Bilhões em investimentos em jogo
Os projectos suspensos representavam cerca de 5,8 gigawatts de capacidade potencial de energia renovável – suficiente para abastecer milhões de casas – e aproximadamente 10 mil milhões de dólares em investimentos desde 2021. A interrupção repentina coloca em risco tanto este capital como a produção futura de energia.
Interferência de radar como justificativa
A administração apontou para um relatório do Departamento de Energia de 2024 detalhando como as turbinas eólicas podem criar “desordem” no radar. Esta interferência pode levar a falsos alarmes ou, se forem tomadas medidas de mitigação, potencialmente falhar os alvos reais. O relatório sugere soluções como reduzir os limites de detecção do radar ou evitar a construção na linha de visão do radar.
Décadas de colaboração ignoradas
A medida contradiz décadas de colaboração entre operadores de parques eólicos, cientistas e militares para minimizar a interferência de radar. Um projeto afetado, o Coastal Virginia Offshore Wind, foi desenvolvido “em estreita coordenação com os militares”, de acordo com a Dominion Energy. No entanto, o secretário Burgum afirmou na segunda-feira que o Departamento de Defesa determinou “conclusivamente” que estes projetos criam interferência de radar inaceitável.
Críticas da Indústria
Grupos industriais como o U.S. Clean Energy, do Fundo de Defesa Ambiental, condenaram a decisão como infundada e ilegal, argumentando que ela prejudica os objectivos de energia renovável do país.
“Não deveríamos destruir a maior fonte de energia renovável da América… esta administração atacou infundadamente a energia eólica.” – Ted Kelly, Energia Limpa dos EUA no Fundo de Defesa Ambiental
Nem o Departamento do Interior nem o Departamento de Defesa responderam aos pedidos de comentários.
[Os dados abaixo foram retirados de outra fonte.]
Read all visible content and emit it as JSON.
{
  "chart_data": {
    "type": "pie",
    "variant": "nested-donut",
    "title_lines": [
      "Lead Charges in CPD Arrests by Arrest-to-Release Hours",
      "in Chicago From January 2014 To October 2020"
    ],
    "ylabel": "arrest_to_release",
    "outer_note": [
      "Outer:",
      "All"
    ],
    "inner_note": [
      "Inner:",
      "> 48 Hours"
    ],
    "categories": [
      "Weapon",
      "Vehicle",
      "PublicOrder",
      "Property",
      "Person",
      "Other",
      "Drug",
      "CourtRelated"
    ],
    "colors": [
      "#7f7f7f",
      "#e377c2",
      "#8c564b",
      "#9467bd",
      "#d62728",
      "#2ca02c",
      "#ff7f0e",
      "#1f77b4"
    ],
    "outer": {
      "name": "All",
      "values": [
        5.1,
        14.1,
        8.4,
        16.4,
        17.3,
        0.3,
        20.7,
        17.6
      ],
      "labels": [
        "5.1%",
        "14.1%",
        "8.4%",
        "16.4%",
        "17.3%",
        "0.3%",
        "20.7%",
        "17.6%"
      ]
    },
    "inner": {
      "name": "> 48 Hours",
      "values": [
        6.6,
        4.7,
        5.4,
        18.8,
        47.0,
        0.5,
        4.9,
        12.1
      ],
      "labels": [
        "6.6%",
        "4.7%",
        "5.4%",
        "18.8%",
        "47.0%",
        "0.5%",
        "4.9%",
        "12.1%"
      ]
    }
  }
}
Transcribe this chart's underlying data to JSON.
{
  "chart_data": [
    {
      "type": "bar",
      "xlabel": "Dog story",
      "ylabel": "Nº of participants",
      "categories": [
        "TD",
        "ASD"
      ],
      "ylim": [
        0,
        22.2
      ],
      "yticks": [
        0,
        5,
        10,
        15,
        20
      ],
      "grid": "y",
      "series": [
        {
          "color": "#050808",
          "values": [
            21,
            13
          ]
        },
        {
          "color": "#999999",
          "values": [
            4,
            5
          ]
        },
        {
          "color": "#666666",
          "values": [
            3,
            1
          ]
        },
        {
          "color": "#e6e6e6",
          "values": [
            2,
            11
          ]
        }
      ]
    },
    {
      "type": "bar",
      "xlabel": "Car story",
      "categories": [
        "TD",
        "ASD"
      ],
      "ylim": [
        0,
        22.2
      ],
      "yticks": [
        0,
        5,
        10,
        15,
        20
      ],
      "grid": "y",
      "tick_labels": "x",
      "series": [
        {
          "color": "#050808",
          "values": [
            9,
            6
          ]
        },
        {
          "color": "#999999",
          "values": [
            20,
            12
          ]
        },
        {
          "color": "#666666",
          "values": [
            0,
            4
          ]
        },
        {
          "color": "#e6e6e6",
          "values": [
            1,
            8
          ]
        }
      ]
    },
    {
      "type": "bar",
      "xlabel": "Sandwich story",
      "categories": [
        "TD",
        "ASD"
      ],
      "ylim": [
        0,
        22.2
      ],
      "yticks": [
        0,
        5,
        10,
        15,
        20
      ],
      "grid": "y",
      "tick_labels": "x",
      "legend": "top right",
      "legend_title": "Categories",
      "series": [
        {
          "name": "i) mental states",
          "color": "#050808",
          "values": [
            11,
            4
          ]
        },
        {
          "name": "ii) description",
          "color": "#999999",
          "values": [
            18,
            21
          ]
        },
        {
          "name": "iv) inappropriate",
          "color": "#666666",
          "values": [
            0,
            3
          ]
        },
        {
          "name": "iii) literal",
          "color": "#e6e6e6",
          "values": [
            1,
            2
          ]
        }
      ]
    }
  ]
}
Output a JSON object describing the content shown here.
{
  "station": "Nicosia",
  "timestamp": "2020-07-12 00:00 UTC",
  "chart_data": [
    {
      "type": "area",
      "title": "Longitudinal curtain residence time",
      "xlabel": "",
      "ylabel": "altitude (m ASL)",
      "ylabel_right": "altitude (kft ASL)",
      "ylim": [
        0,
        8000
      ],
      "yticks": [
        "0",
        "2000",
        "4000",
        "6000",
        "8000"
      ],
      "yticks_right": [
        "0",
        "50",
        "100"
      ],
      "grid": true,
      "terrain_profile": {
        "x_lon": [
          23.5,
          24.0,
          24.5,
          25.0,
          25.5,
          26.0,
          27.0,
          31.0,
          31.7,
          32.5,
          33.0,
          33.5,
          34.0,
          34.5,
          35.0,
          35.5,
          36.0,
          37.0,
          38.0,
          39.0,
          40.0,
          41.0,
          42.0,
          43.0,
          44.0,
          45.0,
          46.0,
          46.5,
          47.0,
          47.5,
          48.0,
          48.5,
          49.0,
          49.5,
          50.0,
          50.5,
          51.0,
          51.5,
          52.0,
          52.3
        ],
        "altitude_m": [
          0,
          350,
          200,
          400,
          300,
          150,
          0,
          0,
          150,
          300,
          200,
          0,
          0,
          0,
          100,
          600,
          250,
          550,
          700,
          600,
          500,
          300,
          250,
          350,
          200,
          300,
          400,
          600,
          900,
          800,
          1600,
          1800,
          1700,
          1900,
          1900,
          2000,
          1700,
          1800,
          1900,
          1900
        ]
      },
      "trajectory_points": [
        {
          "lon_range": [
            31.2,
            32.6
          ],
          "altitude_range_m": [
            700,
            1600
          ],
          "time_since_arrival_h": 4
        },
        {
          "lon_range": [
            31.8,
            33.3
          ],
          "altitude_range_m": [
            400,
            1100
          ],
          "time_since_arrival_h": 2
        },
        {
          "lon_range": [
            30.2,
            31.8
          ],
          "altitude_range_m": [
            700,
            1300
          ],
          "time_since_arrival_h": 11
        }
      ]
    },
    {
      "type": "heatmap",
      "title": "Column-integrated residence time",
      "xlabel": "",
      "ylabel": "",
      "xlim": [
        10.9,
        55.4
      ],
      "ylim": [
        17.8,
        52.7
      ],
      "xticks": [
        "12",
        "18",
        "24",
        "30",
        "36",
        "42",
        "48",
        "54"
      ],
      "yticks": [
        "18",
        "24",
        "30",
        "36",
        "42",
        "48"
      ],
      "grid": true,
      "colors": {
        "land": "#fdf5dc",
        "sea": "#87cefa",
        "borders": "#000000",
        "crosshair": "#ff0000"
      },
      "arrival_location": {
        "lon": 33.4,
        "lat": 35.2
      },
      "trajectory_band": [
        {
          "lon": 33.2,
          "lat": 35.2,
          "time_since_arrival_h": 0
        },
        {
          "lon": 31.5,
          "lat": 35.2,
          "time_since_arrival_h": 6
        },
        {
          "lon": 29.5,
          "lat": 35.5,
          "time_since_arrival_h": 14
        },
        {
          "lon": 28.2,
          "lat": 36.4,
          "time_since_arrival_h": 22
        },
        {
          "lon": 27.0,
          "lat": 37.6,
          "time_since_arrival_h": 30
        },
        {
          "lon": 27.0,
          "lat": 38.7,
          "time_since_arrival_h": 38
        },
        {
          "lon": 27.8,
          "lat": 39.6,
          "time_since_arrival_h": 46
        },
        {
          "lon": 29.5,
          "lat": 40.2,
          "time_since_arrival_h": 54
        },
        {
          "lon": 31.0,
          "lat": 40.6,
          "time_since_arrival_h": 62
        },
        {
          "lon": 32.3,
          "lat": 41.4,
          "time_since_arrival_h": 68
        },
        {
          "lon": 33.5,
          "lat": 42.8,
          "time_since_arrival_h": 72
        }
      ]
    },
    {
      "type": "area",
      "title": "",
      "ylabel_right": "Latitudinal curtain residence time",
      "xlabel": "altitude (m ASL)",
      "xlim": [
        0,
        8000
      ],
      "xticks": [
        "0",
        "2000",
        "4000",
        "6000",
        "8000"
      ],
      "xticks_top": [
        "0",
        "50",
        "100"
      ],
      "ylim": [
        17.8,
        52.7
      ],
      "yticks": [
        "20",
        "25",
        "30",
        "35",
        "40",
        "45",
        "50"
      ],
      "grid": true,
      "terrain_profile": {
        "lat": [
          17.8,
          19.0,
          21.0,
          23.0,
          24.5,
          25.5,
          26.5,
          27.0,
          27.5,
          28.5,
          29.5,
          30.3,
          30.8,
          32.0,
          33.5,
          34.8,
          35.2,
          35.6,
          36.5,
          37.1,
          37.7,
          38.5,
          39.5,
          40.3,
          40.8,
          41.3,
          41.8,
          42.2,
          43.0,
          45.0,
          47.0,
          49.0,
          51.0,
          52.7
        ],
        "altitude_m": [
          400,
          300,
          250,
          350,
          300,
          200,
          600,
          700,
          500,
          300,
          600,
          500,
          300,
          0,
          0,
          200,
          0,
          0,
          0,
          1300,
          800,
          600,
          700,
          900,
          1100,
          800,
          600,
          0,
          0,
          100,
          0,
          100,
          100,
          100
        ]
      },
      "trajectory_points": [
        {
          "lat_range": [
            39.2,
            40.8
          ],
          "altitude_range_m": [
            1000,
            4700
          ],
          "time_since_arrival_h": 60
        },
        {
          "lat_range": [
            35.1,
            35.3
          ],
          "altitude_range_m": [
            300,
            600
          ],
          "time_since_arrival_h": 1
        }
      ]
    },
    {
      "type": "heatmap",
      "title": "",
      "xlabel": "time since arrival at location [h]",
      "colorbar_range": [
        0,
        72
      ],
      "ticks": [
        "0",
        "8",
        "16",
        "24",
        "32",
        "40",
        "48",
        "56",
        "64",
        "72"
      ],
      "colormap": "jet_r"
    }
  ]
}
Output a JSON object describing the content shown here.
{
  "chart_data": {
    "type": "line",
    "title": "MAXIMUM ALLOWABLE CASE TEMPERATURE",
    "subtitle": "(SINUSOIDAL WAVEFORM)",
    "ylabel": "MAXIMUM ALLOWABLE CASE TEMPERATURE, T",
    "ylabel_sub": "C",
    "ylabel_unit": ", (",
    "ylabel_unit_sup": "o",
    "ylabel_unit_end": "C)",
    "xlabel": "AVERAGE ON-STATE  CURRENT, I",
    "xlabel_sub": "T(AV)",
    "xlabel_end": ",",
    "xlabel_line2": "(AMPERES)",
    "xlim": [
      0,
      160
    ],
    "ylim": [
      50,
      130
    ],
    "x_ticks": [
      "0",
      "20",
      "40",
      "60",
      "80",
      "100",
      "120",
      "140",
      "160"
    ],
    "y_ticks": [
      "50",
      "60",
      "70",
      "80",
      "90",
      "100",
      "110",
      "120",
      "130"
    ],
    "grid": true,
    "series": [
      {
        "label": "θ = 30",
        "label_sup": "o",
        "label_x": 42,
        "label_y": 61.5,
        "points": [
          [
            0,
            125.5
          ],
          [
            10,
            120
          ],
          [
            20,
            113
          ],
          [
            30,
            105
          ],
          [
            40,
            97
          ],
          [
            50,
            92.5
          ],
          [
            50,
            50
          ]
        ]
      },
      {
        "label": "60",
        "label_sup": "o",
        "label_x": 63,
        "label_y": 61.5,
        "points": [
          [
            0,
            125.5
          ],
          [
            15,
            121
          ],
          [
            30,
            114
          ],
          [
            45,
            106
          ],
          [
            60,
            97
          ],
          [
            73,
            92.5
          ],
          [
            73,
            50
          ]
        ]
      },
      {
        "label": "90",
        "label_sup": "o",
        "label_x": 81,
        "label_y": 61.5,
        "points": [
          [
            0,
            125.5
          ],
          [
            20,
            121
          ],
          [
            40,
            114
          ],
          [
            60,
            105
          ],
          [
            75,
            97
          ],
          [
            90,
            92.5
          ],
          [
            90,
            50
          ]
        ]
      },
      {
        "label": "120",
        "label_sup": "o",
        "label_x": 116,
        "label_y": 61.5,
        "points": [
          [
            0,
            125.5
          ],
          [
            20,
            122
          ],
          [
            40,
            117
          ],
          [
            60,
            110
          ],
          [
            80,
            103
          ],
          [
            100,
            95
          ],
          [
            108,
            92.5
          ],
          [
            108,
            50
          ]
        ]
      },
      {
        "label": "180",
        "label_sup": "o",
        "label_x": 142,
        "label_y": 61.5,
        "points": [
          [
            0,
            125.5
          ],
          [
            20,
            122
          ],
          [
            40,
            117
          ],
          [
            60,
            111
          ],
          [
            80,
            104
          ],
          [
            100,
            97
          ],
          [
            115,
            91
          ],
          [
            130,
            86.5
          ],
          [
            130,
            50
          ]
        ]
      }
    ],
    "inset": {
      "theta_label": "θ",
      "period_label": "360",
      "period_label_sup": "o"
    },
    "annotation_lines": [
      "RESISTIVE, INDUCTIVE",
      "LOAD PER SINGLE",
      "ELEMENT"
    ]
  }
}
A inversão repentina levanta questões sobre as prioridades da administração: equilibrar as preocupações de segurança nacional com a necessidade urgente de energia limpa e investimento económico. A decisão destaca tensões crescentes entre a política energética, os interesses militares e a viabilidade a longo prazo das infra-estruturas renováveis.